After crashing another pricey jet, our callow flyboy gets a little responsibility when a dying, pink-skinned alien warrior splashes down and entrusts him with a miraculous green power ring and the "lantern" battery that powers it. This cosmic bling offers amazing powers, but comes along with enlistment in an intergalactic police force, complete with skintight uniforms and a snazzy oath; say it with me, dorks "In brightest day, in blackest night, no evil shall escape my sight ..." — ah, you get the drill.
In due time, the Earthman is zapped to the Lantern's home base, OA, a planet apparently crafted from leftover matte paintings from Lord of the Rings and the Star Wars films. Hal is quickly introduced to his 3,600 ring-slinging co-workers, the Green Lantern Corps, a menagerie of odd creatures, including robots, tree people, insectoids and diamond-shaped crime fighters, all used as set dressing.
Jordan mainly interacts with a trio of instructors, including elegant fish-faced Tomar-Re (voice of Geoffrey Rush), and perennial heavy Mark Strong as the not-at-all-suggestively named Sinestro, the corps' intense field general, who may have his own secret agenda at play. The corps bosses, the Guardians, blue-hued midgets with giant craniums, have tasked them with recapturing one of their own who has harnessed the yellow power of fear and morphed into a massive, malevolent cloud called Parallax.
If your head is spinning from all this goofiness, consider that the movie is force-feeding 50 years of comic book mythos into less than two hours of screen time, and all but diehards are bound to be slightly lost. Director Martin Campbell (Casino Royale) also loses his way in this crowded cosmos, and the extended space sequences play more like cool video game cut scenes than truly epic cinema.
Back on Earth, things are somewhat better, though the pacing goes curiously slack, as Campbell juggles too many subplots. Tim Robbins stops by, looking a hell of a lot like Bill Clinton but playing a jingoistic fat cat senator, because that's just the way he gets his jollies.

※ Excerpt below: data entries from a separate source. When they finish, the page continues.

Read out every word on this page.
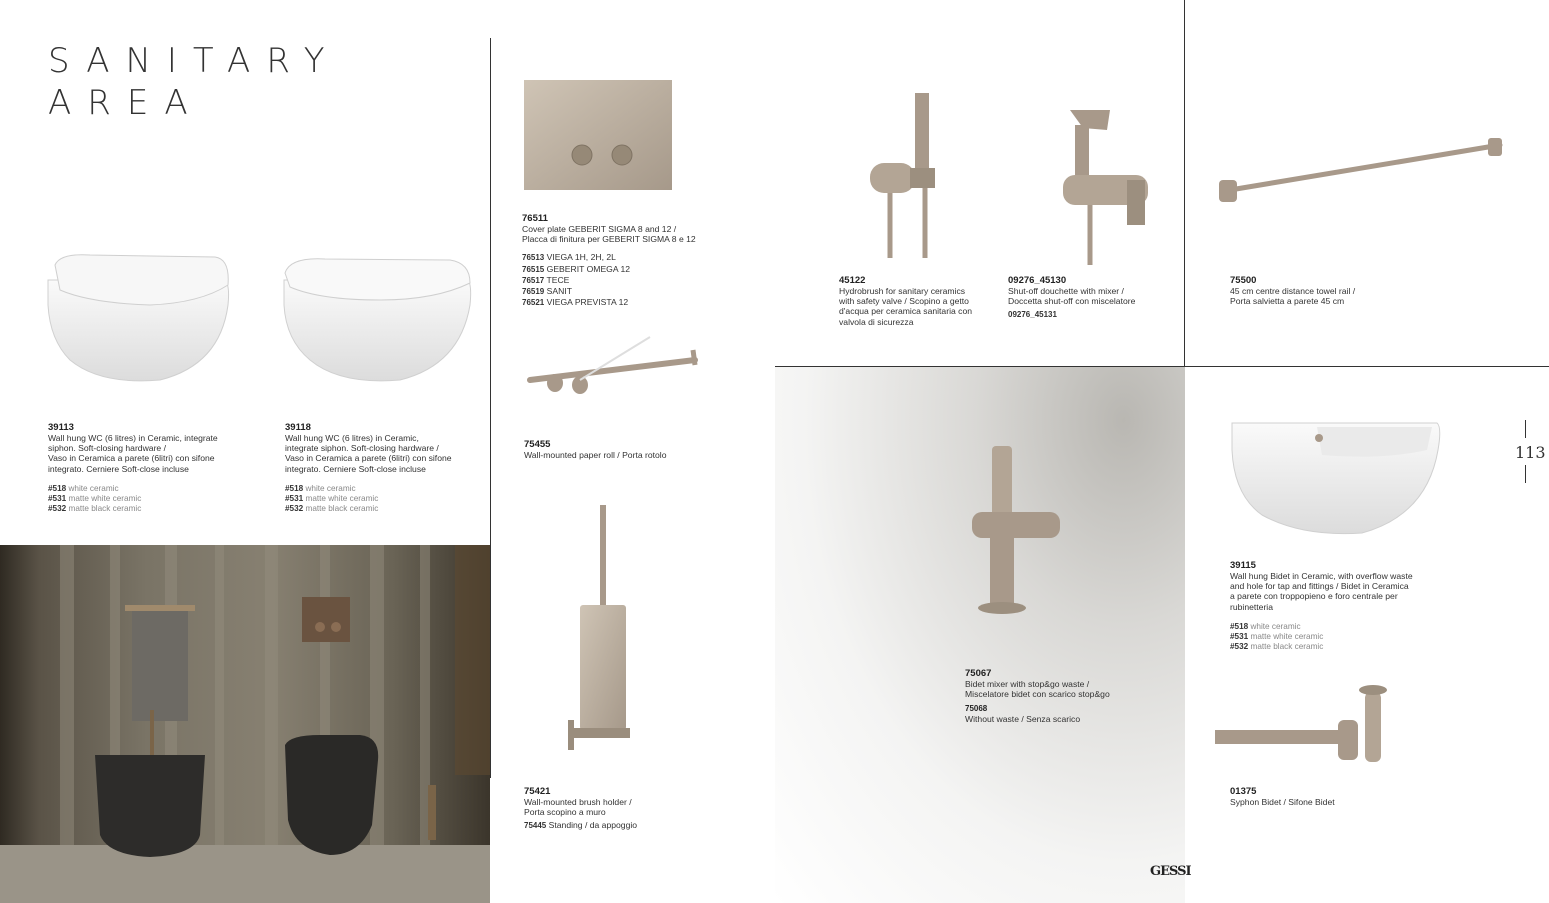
SANITARY
AREA
39113
Wall hung WC (6 litres) in Ceramic, integrate
siphon. Soft-closing hardware /
Vaso in Ceramica a parete (6litri) con sifone
integrato. Cerniere Soft-close incluse
#518 white ceramic
#531 matte white ceramic
#532 matte black ceramic
39118
Wall hung WC (6 litres) in Ceramic,
integrate siphon. Soft-closing hardware /
Vaso in Ceramica a parete (6litri) con sifone
integrato. Cerniere Soft-close incluse
#518 white ceramic
#531 matte white ceramic
#532 matte black ceramic
76511
Cover plate GEBERIT SIGMA 8 and 12 /
Placca di finitura per GEBERIT SIGMA 8 e 12
76513 VIEGA 1H, 2H, 2L
76515 GEBERIT OMEGA 12
76517 TECE
76519 SANIT
76521 VIEGA PREVISTA 12
75455
Wall-mounted paper roll / Porta rotolo
75421
Wall-mounted brush holder /
Porta scopino a muro
75445 Standing / da appoggio
45122
Hydrobrush for sanitary ceramics
with safety valve / Scopino a getto
d'acqua per ceramica sanitaria con
valvola di sicurezza
09276_45130
Shut-off douchette with mixer /
Doccetta shut-off con miscelatore
09276_45131
75500
45 cm centre distance towel rail /
Porta salvietta a parete 45 cm
75067
Bidet mixer with stop&go waste /
Miscelatore bidet con scarico stop&go
75068
Without waste / Senza scarico
39115
Wall hung Bidet in Ceramic, with overflow waste
and hole for tap and fittings / Bidet in Ceramica
a parete con troppopieno e foro centrale per
rubinetteria
#518 white ceramic
#531 matte white ceramic
#532 matte black ceramic
01375
Syphon Bidet / Sifone Bidet
113
GESSI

Overachiever Peter Sarsgaard gets buried under prosthetics as Hector Hammond, a weirdo who gets telepathic powers as the main baddie's flunky, and has an underwritten connection to the lead couple, as well as murky motivation.
You'll get the sense that whole scenes have vanished in favor of more interstellar whiz-bang. Try as they might, the actors get dwarfed by all the special effects mayhem, as the movie insists on dazzling you with spectacle every single second of screen time. The Green Lantern has always taken a back seat to stablemates Superman and Batman, and his movie is a dimmer version of their brightest hours — good but not great. The potential is all there for a sequel, and with a bit more imagination and willpower, the stars might be within reach.